The objective of this study was to assess the risk of toxoplasmosis in HIV-positive subjects as a basis for primary prophylaxis. A retrospective chart review of 400 consecutive patients was carried out and clinical and laboratory markers at first presentation and follow-up data on the occurrence of toxoplasmosis were recorded. Independent variables were identified, laboratory parameters were stratified, and estimates for the risk of toxoplasmosis and the impact of different variables on its occurrence were made using conventional statistical methods.

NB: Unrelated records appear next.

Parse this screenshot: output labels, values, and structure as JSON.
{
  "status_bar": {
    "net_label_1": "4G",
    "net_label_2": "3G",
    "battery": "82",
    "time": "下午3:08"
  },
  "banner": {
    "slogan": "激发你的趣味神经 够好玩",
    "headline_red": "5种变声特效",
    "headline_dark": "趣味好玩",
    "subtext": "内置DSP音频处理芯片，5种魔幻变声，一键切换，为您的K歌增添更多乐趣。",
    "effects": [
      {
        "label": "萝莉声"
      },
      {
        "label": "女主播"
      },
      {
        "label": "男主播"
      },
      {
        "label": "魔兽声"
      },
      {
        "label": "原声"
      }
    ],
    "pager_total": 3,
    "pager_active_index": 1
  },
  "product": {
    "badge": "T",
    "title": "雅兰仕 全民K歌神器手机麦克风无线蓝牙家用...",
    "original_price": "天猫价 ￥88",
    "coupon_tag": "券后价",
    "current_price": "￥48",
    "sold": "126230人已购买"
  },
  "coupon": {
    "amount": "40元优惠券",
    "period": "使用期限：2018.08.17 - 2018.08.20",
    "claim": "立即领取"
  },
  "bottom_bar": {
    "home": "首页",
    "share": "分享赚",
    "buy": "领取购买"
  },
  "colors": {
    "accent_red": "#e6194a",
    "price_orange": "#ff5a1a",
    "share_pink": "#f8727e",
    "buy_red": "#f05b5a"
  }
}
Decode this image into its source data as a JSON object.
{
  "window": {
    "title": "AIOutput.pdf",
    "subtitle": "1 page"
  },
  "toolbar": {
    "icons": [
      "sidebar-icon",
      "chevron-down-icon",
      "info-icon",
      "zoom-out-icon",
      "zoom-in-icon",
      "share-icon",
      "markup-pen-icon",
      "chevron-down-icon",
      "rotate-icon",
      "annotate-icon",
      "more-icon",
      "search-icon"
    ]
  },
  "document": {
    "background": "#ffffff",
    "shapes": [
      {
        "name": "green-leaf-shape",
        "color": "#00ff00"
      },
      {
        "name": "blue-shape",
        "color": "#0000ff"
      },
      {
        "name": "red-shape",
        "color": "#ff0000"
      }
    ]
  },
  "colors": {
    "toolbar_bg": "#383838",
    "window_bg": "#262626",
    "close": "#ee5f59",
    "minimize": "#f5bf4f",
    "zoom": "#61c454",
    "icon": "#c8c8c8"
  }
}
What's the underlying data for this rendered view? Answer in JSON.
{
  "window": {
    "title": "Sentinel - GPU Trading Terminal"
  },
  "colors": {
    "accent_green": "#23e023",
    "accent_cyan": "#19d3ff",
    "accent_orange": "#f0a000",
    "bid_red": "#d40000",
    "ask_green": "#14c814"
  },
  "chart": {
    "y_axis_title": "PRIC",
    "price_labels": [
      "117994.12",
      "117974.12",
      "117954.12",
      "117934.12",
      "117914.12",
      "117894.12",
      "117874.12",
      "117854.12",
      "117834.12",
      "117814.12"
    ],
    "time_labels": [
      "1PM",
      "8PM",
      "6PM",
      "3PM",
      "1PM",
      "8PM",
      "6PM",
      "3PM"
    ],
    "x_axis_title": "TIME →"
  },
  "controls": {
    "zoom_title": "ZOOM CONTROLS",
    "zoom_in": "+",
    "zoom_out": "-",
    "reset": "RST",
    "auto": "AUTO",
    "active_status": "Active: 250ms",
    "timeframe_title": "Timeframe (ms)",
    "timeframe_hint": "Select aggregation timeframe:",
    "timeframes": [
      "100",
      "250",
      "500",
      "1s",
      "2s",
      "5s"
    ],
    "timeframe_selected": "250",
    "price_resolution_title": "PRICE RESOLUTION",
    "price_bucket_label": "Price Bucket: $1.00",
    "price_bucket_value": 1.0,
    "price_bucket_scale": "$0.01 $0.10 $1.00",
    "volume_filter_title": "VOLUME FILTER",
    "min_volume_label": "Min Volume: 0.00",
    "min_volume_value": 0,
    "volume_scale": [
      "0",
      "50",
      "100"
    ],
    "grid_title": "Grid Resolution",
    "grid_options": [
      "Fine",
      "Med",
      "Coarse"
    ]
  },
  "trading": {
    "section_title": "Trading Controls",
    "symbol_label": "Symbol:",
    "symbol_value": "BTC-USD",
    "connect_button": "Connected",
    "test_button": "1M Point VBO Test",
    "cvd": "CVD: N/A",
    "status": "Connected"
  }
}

An increased risk of toxoplasmosis was strongly associated with a positive Toxoplasma gondii IgG EIA in conjunction with a CD4+ cell cont below 0.15/nl (the estimated risk of toxoplasmosis was 20% and 35% after 12 and 24 months, respectively) or a history of one or more opportunistic infections (the estimated risk was 12% and 30% after 12 and 24 months, respectively). Toxoplasma gondii-seropositive patients with CD4+ cell counts below 0.15/nl and those with antecedent opportunistic infections are most likely to develop toxoplasmosis and thus might benefit from primary prophylaxis. The risk of disease probably outweighs the risk of medication in these subjects. Prospective clinical trials are needed to define the optimal choice of drugs.